Page history last edited by Tonya Howe 13 years, 5 months ago

Jean-Jacques Rousseau, Confessions (from Book VII, pg 267, 272-273)

I am obliged to write in haste, and very imperfectly, a work which requires the leisure and tranquility I do not enjoy. If ever providence in its goodness grants me days more calm, I shall destine them to new modelling this work, should I be able to do it, or at least to giving a supplement, of which I perceive it stands in the greatest need.—[I have given up this project.]

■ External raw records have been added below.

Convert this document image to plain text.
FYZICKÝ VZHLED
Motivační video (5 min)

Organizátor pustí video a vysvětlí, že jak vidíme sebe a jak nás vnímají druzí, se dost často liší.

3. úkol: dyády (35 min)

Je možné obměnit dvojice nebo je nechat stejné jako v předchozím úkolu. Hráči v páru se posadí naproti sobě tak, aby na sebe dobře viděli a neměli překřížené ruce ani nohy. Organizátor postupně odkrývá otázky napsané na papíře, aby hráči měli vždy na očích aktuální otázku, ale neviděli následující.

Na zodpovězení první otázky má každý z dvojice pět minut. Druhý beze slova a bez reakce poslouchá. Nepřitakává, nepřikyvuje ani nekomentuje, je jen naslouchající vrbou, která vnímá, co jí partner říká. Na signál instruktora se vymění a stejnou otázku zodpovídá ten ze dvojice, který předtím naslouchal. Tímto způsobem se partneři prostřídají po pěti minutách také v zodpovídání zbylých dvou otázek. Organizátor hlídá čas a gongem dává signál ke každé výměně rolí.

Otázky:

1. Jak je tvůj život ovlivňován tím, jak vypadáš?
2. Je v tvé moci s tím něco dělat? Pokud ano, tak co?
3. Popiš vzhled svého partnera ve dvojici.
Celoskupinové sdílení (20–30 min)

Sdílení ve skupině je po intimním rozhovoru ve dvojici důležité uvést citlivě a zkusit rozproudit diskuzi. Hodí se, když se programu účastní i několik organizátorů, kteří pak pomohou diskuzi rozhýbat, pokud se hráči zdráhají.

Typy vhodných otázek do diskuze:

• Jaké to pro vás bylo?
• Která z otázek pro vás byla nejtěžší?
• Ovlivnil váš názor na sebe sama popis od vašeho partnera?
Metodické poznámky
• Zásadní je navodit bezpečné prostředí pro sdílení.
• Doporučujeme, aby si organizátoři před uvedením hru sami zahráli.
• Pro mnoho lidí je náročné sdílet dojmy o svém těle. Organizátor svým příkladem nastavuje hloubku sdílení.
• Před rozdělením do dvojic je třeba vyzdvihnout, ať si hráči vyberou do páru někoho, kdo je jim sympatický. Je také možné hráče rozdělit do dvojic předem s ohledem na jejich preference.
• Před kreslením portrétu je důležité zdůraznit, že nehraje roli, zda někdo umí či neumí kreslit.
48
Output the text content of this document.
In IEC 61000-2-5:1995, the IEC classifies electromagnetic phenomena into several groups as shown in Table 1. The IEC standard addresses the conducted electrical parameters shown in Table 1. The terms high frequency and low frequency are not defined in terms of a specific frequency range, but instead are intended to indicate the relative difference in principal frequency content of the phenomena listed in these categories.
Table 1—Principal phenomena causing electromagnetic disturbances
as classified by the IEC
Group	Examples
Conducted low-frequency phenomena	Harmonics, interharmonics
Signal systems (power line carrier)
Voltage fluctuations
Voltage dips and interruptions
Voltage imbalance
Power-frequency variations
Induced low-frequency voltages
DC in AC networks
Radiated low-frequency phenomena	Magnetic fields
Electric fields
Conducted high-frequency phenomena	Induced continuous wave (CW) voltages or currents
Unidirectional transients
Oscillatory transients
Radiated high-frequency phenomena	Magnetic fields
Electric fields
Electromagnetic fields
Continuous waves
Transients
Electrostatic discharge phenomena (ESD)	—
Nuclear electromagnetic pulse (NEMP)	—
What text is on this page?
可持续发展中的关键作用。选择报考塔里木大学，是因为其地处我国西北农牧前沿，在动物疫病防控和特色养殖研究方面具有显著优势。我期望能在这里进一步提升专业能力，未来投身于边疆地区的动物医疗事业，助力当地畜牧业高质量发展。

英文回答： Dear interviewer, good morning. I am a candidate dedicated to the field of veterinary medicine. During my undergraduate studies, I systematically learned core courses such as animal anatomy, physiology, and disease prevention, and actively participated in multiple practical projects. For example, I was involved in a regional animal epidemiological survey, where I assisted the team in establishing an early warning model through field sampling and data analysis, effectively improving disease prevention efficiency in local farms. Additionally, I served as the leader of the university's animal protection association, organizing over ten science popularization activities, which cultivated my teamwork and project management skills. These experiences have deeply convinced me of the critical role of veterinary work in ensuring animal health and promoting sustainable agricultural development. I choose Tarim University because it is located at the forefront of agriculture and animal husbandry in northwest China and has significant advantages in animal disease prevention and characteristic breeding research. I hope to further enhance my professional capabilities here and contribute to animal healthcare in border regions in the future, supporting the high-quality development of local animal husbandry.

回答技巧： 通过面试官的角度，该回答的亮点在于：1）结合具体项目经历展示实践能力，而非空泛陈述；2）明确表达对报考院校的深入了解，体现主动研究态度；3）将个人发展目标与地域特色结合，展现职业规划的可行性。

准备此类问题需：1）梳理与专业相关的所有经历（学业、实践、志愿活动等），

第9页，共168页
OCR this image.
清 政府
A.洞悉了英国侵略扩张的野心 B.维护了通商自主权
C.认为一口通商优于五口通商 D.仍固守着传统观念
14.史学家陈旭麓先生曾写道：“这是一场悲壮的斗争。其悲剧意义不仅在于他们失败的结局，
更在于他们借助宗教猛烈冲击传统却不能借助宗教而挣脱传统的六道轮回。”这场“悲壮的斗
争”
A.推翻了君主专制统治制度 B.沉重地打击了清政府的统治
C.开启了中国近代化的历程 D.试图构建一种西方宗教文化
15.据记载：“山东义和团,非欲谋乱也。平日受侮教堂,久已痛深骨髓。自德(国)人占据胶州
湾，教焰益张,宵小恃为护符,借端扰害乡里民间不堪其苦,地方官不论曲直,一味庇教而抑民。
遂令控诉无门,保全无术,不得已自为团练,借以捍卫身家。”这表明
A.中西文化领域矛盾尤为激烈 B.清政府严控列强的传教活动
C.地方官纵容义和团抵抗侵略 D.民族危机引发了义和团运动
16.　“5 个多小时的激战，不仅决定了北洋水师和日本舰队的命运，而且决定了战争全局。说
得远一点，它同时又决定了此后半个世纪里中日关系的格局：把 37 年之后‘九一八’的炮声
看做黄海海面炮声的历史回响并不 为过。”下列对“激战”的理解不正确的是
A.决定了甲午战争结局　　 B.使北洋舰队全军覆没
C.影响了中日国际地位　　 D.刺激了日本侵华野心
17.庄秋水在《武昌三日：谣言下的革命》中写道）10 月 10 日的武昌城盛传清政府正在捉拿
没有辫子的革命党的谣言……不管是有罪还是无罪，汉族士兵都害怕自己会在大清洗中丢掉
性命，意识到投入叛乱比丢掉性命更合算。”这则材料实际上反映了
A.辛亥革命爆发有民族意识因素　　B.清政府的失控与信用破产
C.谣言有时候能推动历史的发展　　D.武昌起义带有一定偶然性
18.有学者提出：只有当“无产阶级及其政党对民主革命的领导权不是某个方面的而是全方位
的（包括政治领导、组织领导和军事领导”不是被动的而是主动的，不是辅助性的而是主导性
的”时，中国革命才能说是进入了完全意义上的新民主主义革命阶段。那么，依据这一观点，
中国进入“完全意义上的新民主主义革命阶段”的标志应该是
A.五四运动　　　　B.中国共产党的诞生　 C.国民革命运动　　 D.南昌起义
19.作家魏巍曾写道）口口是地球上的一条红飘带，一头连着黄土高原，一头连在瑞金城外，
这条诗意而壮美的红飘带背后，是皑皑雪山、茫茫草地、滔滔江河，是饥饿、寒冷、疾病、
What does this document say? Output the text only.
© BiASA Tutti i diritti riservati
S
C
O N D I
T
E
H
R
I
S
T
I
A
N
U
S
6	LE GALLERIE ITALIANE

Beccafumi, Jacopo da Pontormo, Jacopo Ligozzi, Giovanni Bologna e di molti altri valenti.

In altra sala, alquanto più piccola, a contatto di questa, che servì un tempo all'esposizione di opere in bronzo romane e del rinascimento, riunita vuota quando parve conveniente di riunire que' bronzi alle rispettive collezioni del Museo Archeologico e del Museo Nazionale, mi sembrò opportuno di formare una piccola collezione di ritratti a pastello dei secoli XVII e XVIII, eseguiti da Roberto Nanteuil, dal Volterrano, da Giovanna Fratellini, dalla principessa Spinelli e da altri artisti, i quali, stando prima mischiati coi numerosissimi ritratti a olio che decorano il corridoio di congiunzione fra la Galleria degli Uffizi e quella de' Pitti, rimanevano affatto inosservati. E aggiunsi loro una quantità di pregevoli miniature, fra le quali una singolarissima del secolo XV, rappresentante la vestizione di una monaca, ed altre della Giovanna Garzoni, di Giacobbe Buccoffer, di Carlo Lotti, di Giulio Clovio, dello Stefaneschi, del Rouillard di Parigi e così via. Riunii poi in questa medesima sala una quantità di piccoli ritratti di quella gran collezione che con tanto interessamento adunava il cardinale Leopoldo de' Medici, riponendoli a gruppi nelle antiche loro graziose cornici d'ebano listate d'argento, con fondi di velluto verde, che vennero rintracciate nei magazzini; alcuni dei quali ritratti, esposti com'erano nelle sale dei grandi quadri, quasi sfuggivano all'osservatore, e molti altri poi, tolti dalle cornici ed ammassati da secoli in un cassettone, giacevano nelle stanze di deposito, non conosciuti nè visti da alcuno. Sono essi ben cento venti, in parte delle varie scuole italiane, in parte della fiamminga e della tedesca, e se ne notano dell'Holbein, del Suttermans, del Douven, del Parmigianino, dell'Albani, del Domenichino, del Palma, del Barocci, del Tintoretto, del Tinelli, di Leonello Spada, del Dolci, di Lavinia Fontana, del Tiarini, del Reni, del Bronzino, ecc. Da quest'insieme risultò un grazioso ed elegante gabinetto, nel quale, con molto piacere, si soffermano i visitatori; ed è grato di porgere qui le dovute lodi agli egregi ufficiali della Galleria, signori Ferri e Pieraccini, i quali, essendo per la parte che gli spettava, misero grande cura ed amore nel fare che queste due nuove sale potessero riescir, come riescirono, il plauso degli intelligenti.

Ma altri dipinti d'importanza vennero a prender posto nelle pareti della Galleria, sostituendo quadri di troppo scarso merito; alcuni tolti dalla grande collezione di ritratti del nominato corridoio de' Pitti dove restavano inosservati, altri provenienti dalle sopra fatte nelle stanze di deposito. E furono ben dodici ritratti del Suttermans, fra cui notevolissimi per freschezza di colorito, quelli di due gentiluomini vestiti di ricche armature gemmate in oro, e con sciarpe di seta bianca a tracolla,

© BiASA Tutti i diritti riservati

At first amusement was my only object; I perceived I had gone further and had given myself a companion. A little intimate connection with this excellent girl, and a few reflections upon my situation, made me discover that, while thinking of nothing more than my pleasures, I had done a great deal towards my happiness. In the place of extinguished ambition, a life of sentiment, which had entire possession of my heart, was necessary to me. In a word, I wanted a successor to mamma: since I was never again to live with her, it was necessary some person should live with her pupil, and a person, too, in whom I might find that simplicity and docility of mind and heart which she had found in me. It was, moreover, necessary that the happiness of domestic life should indemnify me for the splendid career I had just renounced. When I was quite alone there was a void in my heart, which wanted nothing more than another heart to fill it up. Fate had deprived me of this, or at least in part alienated me from that for which by nature I was formed. From that moment I was alone, for there never was for me the least thing intermediate between everything and nothing. I found in Theresa the supplement of which I stood in need; by means of her I lived as happily as I possibly could do, according to the course of events.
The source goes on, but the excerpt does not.